言い終わる前にその人影は前に進んで行く。
その影をボクは必死で追いかける。

影は歩調を緩めるどころかどんどん速くなっているような気さえした。

実際そうなのだろう。

彼はボクのことをよく思っていない。

いつからそうなのだろうか。

ボクでさえ思い出せない。

今は遅い足を必死に必死に動かして彼の隣につくことができた。

それを彼は心底嫌そうな顔をして急に立ち止まった。

それなのに何故彼がボクの所にいるのか、多分過保護なボクの母親に頼まれたのだろう。

形だけ

形だけ

優しく装い、大人達を惑わす。

知ってる。

心の中でボクを嫌い、憎み、蔑みながら嘲笑いながら

形だけ。

「君はボクをいつか殺すよ。

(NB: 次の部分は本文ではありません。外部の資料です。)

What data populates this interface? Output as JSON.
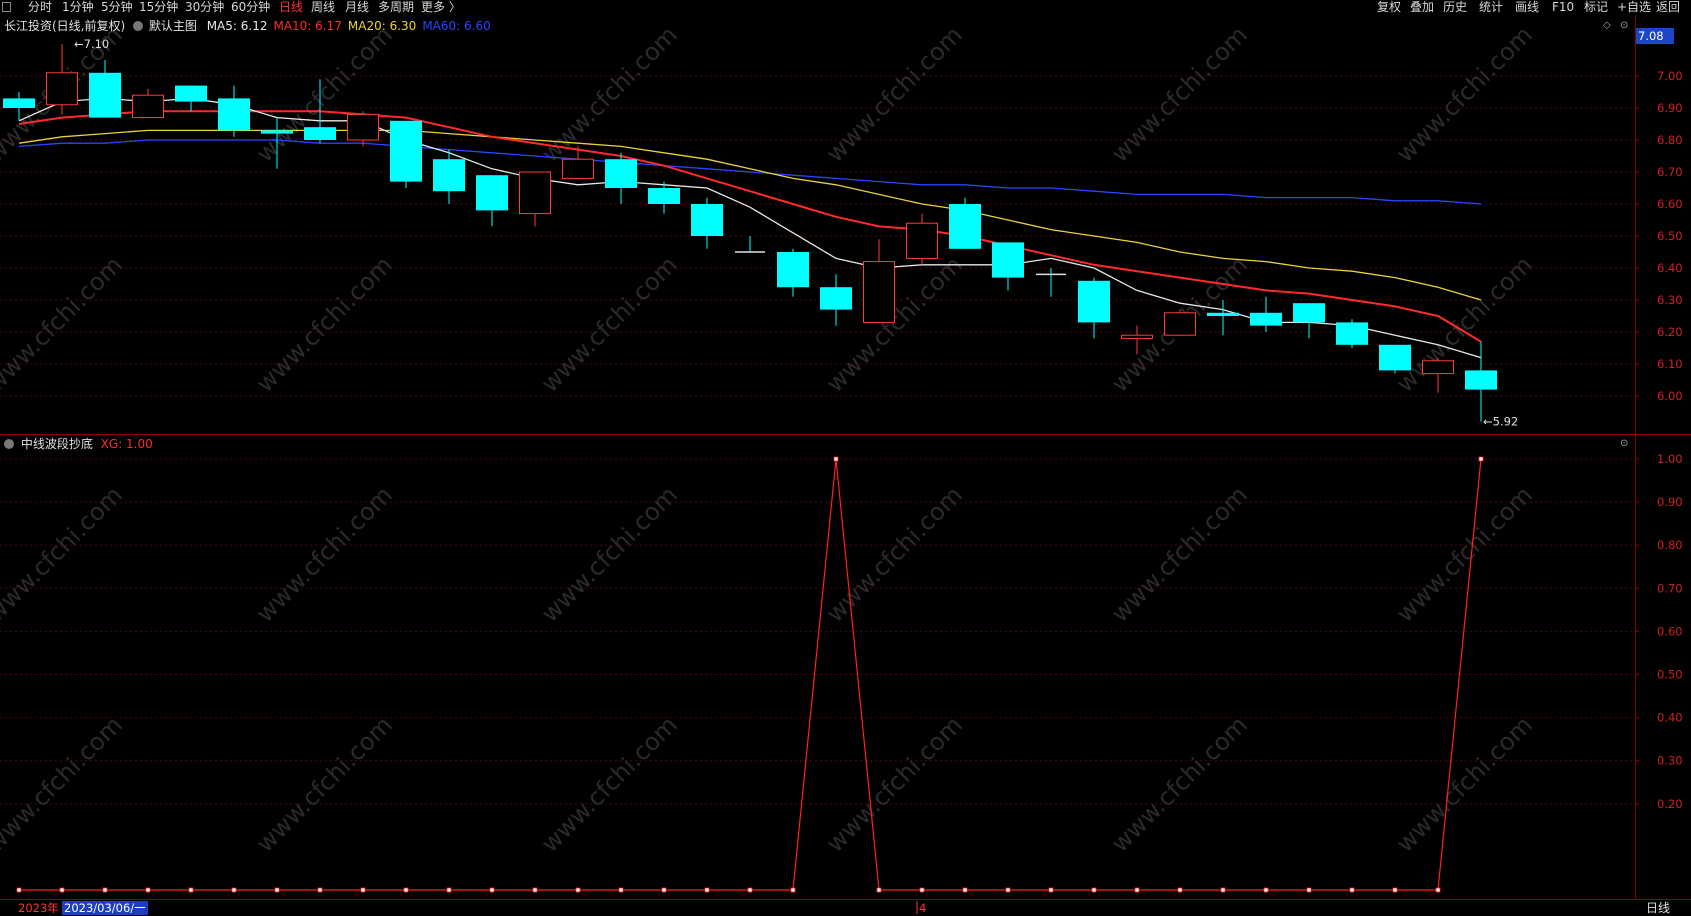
{
  "toolbar": {
    "periods": [
      "分时",
      "1分钟",
      "5分钟",
      "15分钟",
      "30分钟",
      "60分钟",
      "日线",
      "周线",
      "月线",
      "多周期",
      "更多 〉"
    ],
    "active_period": "日线",
    "right_items": [
      "复权",
      "叠加",
      "历史",
      "统计",
      "画线",
      "F10",
      "标记",
      "+自选",
      "返回"
    ]
  },
  "main_panel": {
    "stock_title": "长江投资(日线,前复权)",
    "template": "默认主图",
    "ma": [
      {
        "label": "MA5: 6.12",
        "color": "#e8e8e8"
      },
      {
        "label": "MA10: 6.17",
        "color": "#ff2a2a"
      },
      {
        "label": "MA20: 6.30",
        "color": "#e8d23a"
      },
      {
        "label": "MA60: 6.60",
        "color": "#2846ff"
      }
    ],
    "current_price": "7.08",
    "high_marker": "7.10",
    "low_marker": "5.92",
    "y_ticks": [
      "7.00",
      "6.90",
      "6.80",
      "6.70",
      "6.60",
      "6.50",
      "6.40",
      "6.30",
      "6.20",
      "6.10",
      "6.00"
    ]
  },
  "sub_panel": {
    "indicator_name": "中线波段抄底",
    "xg_label": "XG: 1.00",
    "y_ticks": [
      "1.00",
      "0.90",
      "0.80",
      "0.70",
      "0.60",
      "0.50",
      "0.40",
      "0.30",
      "0.20"
    ]
  },
  "status_bar": {
    "year": "2023年",
    "date": "2023/03/06/一",
    "mid_marker": "4",
    "period": "日线"
  },
  "colors": {
    "up": "#ff3b3b",
    "down": "#00ffff",
    "ma5": "#e8e8e8",
    "ma10": "#ff2a2a",
    "ma20": "#e8d23a",
    "ma60": "#2846ff",
    "grid": "#5a0000",
    "xg": "#ff2020"
  },
  "chart_data": {
    "type": "candlestick",
    "y_range": [
      5.92,
      7.13
    ],
    "candles": [
      {
        "o": 6.93,
        "h": 6.95,
        "l": 6.86,
        "c": 6.9
      },
      {
        "o": 6.91,
        "h": 7.1,
        "l": 6.88,
        "c": 7.01
      },
      {
        "o": 7.01,
        "h": 7.05,
        "l": 6.87,
        "c": 6.87
      },
      {
        "o": 6.87,
        "h": 6.96,
        "l": 6.87,
        "c": 6.94
      },
      {
        "o": 6.97,
        "h": 6.97,
        "l": 6.89,
        "c": 6.92
      },
      {
        "o": 6.93,
        "h": 6.97,
        "l": 6.81,
        "c": 6.83
      },
      {
        "o": 6.83,
        "h": 6.87,
        "l": 6.71,
        "c": 6.82
      },
      {
        "o": 6.84,
        "h": 6.99,
        "l": 6.79,
        "c": 6.8
      },
      {
        "o": 6.8,
        "h": 6.89,
        "l": 6.78,
        "c": 6.88
      },
      {
        "o": 6.86,
        "h": 6.85,
        "l": 6.65,
        "c": 6.67
      },
      {
        "o": 6.74,
        "h": 6.77,
        "l": 6.6,
        "c": 6.64
      },
      {
        "o": 6.69,
        "h": 6.69,
        "l": 6.53,
        "c": 6.58
      },
      {
        "o": 6.57,
        "h": 6.7,
        "l": 6.53,
        "c": 6.7
      },
      {
        "o": 6.68,
        "h": 6.78,
        "l": 6.68,
        "c": 6.74
      },
      {
        "o": 6.74,
        "h": 6.76,
        "l": 6.6,
        "c": 6.65
      },
      {
        "o": 6.65,
        "h": 6.67,
        "l": 6.57,
        "c": 6.6
      },
      {
        "o": 6.6,
        "h": 6.62,
        "l": 6.46,
        "c": 6.5
      },
      {
        "o": 6.45,
        "h": 6.5,
        "l": 6.45,
        "c": 6.45
      },
      {
        "o": 6.45,
        "h": 6.46,
        "l": 6.31,
        "c": 6.34
      },
      {
        "o": 6.34,
        "h": 6.38,
        "l": 6.22,
        "c": 6.27
      },
      {
        "o": 6.23,
        "h": 6.49,
        "l": 6.23,
        "c": 6.42
      },
      {
        "o": 6.43,
        "h": 6.57,
        "l": 6.41,
        "c": 6.54
      },
      {
        "o": 6.6,
        "h": 6.62,
        "l": 6.46,
        "c": 6.46
      },
      {
        "o": 6.48,
        "h": 6.48,
        "l": 6.33,
        "c": 6.37
      },
      {
        "o": 6.38,
        "h": 6.4,
        "l": 6.31,
        "c": 6.38
      },
      {
        "o": 6.36,
        "h": 6.37,
        "l": 6.18,
        "c": 6.23
      },
      {
        "o": 6.18,
        "h": 6.22,
        "l": 6.13,
        "c": 6.19
      },
      {
        "o": 6.19,
        "h": 6.27,
        "l": 6.19,
        "c": 6.26
      },
      {
        "o": 6.26,
        "h": 6.3,
        "l": 6.19,
        "c": 6.25
      },
      {
        "o": 6.26,
        "h": 6.31,
        "l": 6.2,
        "c": 6.22
      },
      {
        "o": 6.29,
        "h": 6.29,
        "l": 6.18,
        "c": 6.23
      },
      {
        "o": 6.23,
        "h": 6.24,
        "l": 6.15,
        "c": 6.16
      },
      {
        "o": 6.16,
        "h": 6.16,
        "l": 6.07,
        "c": 6.08
      },
      {
        "o": 6.07,
        "h": 6.12,
        "l": 6.01,
        "c": 6.11
      },
      {
        "o": 6.08,
        "h": 6.17,
        "l": 5.92,
        "c": 6.02
      }
    ],
    "ma5": [
      6.86,
      6.92,
      6.93,
      6.92,
      6.93,
      6.91,
      6.87,
      6.86,
      6.86,
      6.8,
      6.76,
      6.71,
      6.68,
      6.66,
      6.67,
      6.66,
      6.65,
      6.59,
      6.51,
      6.43,
      6.4,
      6.41,
      6.41,
      6.41,
      6.43,
      6.4,
      6.33,
      6.29,
      6.27,
      6.23,
      6.23,
      6.22,
      6.19,
      6.16,
      6.12
    ],
    "ma10": [
      6.85,
      6.87,
      6.88,
      6.89,
      6.89,
      6.89,
      6.89,
      6.89,
      6.88,
      6.87,
      6.84,
      6.81,
      6.79,
      6.77,
      6.75,
      6.72,
      6.68,
      6.64,
      6.6,
      6.56,
      6.53,
      6.52,
      6.5,
      6.47,
      6.44,
      6.41,
      6.39,
      6.37,
      6.35,
      6.33,
      6.32,
      6.3,
      6.28,
      6.25,
      6.17
    ],
    "ma20": [
      6.79,
      6.81,
      6.82,
      6.83,
      6.83,
      6.83,
      6.83,
      6.83,
      6.83,
      6.83,
      6.82,
      6.81,
      6.8,
      6.79,
      6.78,
      6.76,
      6.74,
      6.71,
      6.68,
      6.66,
      6.63,
      6.6,
      6.58,
      6.55,
      6.52,
      6.5,
      6.48,
      6.45,
      6.43,
      6.42,
      6.4,
      6.39,
      6.37,
      6.34,
      6.3
    ],
    "ma60": [
      6.78,
      6.79,
      6.79,
      6.8,
      6.8,
      6.8,
      6.8,
      6.79,
      6.79,
      6.78,
      6.77,
      6.76,
      6.75,
      6.74,
      6.73,
      6.72,
      6.71,
      6.7,
      6.69,
      6.68,
      6.67,
      6.66,
      6.66,
      6.65,
      6.65,
      6.64,
      6.63,
      6.63,
      6.63,
      6.62,
      6.62,
      6.62,
      6.61,
      6.61,
      6.6
    ],
    "xg": [
      0,
      0,
      0,
      0,
      0,
      0,
      0,
      0,
      0,
      0,
      0,
      0,
      0,
      0,
      0,
      0,
      0,
      0,
      0,
      1,
      0,
      0,
      0,
      0,
      0,
      0,
      0,
      0,
      0,
      0,
      0,
      0,
      0,
      0,
      1
    ],
    "xg_range": [
      0,
      1.0
    ]
  }
}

」

その言葉に彼は虚をつかれたような顔をした。


「・・・また、被害妄想?」

少し焦ったような顔でそう言った。

まるで、自分がそうしたいと顔に描いてある。

ボクは穏やかに笑った。

「ボクは君に殺されたって構わない。」

彼は嫌そうな顔をした。

「ウザイ。死ね。この妄想屋。」

突然走り出し、その姿は遠のいていく。

「・・・まっ・・・ウッ」

ゴッホッ・・・

ゴホ・・・

言い終わる前に喉の奥から堰があふれ出す。

苦しい・・・

止まらない・・・


ドサッ

その場に倒れこむ。

彼は気付いてるだろうが、戻ってはこない。

助けを求めても帰っては来ないだろう。